Bharat can also solve the electricity crisis in Pakistan by supplying power at affordable rates and Pakistan can focus on the development of its manufacturing sector for earning foreign exchange as well as developing its tourism industry to bring in even more foreign exchange into the country.

The question is how willing is Pakistan’s ruling establishment to abandon anti-Hindu religious nationalism and how strong are the social, political and cultural forces in Pakistan and PoJK to instruct a revolution that would deem the military powerless? Realistically speaking, at the moment neither seems to be the case, but then in times of turmoil and revolution the consciousness of the people marches forward in leaps.

The Pakistan military is rigorously consolidating its power and most importantly its reputation after the events of May 9 in which public fury following the arrest of the former Prime Minister Imran Khan resulted in violent attacks on military installations in both Punjab and the province of KPK.

As for the population, they have not come up, yet, with a political and cultural narrative to decisively challenge the two-nation theory and the role of military in the affairs of the state. Therefore, we must look elsewhere.

On October 5, PoJK observed a general strike in the occupied state. It was the second general strike in a month. On October 10, women and children from all over PoJK came out in protest. And on October 17, students from across the occupied territory braved heavy rain to take out protest marches against Pakistan and demanded independence and control of their natural resources.

The only thing that in my view can now bring about a resolution to the Kashmir dispute is if from inside PoJK an angry public turns its anger into a full-scale rebellion against Pakistan’s occupation of PoJK.

However, unless the Jammu Kashmir Joint Awami Action Committee (JKJAAC), which is leading the civil disobedience movement in PoJK, realises that it is a government-in-waiting, and calls for the resignation and the termination of the PoJK assembly and seat of power in Muzaffarabad and takes power into its own hands, I do not see a resolution to the Kashmir dispute in the foreseeable future.

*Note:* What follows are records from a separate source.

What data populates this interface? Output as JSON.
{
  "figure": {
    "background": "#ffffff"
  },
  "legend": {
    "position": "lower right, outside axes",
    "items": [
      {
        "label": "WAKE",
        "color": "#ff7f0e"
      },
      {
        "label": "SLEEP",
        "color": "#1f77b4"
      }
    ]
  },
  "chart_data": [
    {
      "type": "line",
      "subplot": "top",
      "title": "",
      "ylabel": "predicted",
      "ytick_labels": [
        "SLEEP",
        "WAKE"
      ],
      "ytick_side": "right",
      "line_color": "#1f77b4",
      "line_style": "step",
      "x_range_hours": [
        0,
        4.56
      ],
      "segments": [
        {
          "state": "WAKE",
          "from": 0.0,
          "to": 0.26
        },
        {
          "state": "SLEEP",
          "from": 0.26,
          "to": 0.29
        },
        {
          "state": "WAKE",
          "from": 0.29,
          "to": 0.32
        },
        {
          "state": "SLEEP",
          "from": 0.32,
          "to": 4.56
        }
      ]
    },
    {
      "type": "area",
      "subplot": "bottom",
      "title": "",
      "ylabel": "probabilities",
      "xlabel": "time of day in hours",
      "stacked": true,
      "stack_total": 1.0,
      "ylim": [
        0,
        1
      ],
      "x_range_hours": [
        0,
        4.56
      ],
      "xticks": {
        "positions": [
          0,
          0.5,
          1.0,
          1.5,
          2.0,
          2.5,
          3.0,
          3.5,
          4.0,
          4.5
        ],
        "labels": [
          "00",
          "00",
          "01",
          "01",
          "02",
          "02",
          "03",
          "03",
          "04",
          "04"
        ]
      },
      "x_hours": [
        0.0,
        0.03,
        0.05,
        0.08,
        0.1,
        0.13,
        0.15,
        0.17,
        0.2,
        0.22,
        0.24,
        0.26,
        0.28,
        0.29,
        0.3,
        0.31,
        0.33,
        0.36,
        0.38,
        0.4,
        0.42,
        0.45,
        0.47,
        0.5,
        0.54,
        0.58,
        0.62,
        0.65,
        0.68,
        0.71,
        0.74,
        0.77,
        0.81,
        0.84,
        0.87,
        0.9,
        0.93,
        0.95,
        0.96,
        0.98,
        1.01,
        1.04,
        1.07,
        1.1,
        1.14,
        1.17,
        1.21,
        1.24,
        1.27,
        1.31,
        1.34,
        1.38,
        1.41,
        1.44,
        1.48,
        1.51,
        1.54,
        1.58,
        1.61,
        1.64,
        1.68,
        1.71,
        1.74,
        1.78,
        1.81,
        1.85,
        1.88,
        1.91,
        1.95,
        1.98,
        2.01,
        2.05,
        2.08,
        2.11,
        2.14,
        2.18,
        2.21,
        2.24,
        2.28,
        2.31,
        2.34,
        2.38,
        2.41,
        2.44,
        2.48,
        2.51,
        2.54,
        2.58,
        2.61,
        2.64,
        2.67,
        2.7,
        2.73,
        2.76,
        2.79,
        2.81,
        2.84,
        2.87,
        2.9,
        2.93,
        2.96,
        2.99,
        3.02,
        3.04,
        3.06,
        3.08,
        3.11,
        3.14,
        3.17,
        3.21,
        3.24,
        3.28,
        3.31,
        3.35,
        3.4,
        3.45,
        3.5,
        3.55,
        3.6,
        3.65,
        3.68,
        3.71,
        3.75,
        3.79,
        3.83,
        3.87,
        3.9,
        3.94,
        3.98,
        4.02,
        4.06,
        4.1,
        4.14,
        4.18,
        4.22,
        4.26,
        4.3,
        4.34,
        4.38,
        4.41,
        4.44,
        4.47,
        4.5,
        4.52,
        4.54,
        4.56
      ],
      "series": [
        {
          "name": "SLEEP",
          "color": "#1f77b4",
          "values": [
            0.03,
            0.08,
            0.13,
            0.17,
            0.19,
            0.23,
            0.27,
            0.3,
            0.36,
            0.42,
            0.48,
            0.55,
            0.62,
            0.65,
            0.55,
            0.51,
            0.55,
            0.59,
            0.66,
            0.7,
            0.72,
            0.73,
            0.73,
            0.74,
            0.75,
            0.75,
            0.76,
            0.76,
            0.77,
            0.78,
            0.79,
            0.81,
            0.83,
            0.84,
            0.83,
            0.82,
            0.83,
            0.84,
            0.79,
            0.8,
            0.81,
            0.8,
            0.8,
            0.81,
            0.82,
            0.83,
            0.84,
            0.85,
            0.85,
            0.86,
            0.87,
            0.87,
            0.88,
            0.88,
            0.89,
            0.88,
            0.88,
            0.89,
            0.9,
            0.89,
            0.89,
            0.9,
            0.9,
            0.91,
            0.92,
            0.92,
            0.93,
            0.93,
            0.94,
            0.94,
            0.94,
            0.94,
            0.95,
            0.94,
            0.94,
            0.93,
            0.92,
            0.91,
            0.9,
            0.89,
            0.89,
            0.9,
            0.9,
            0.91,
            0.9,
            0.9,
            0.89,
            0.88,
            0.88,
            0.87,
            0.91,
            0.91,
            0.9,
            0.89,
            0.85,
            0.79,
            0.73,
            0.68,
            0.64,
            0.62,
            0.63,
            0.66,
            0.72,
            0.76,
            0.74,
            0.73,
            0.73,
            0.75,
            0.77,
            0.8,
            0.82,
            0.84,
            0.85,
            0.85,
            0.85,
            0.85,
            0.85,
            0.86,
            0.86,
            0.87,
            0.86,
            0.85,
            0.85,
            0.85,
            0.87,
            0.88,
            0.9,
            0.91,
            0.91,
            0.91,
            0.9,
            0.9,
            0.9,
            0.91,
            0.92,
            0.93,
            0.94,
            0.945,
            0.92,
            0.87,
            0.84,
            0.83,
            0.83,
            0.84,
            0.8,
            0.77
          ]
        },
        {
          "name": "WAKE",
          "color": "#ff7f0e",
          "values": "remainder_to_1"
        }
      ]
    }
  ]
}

The coming into power of the JKJAAC with the demand that Pakistan withdraw its troops from PoJK will lead to the formation of a new government that could then sign a defence pact with the Republic of Bharat and give itself a lease of life and more importantly enough time to enter into a negotiated settlement with the Delhi Sarkar, leading to the reunification of the state of Jammu and Kashmir.

It is for this reason that I have always put the main emphasis of our liberation struggle on winning the narrative war first. And that cannot even begin without first and foremost the unequivocal condemnation of the two-nation theory of Muhammad Ali Jinnah that led to the partition of British India in the first place.

Dr Amjad Ayub Mirza is an author, broadcaster and human rights activist from Mirpur in PoJK. He lives in the UK. Views expressed in the above piece are personal and solely that of the author. They do not necessarily reflect News18’s views.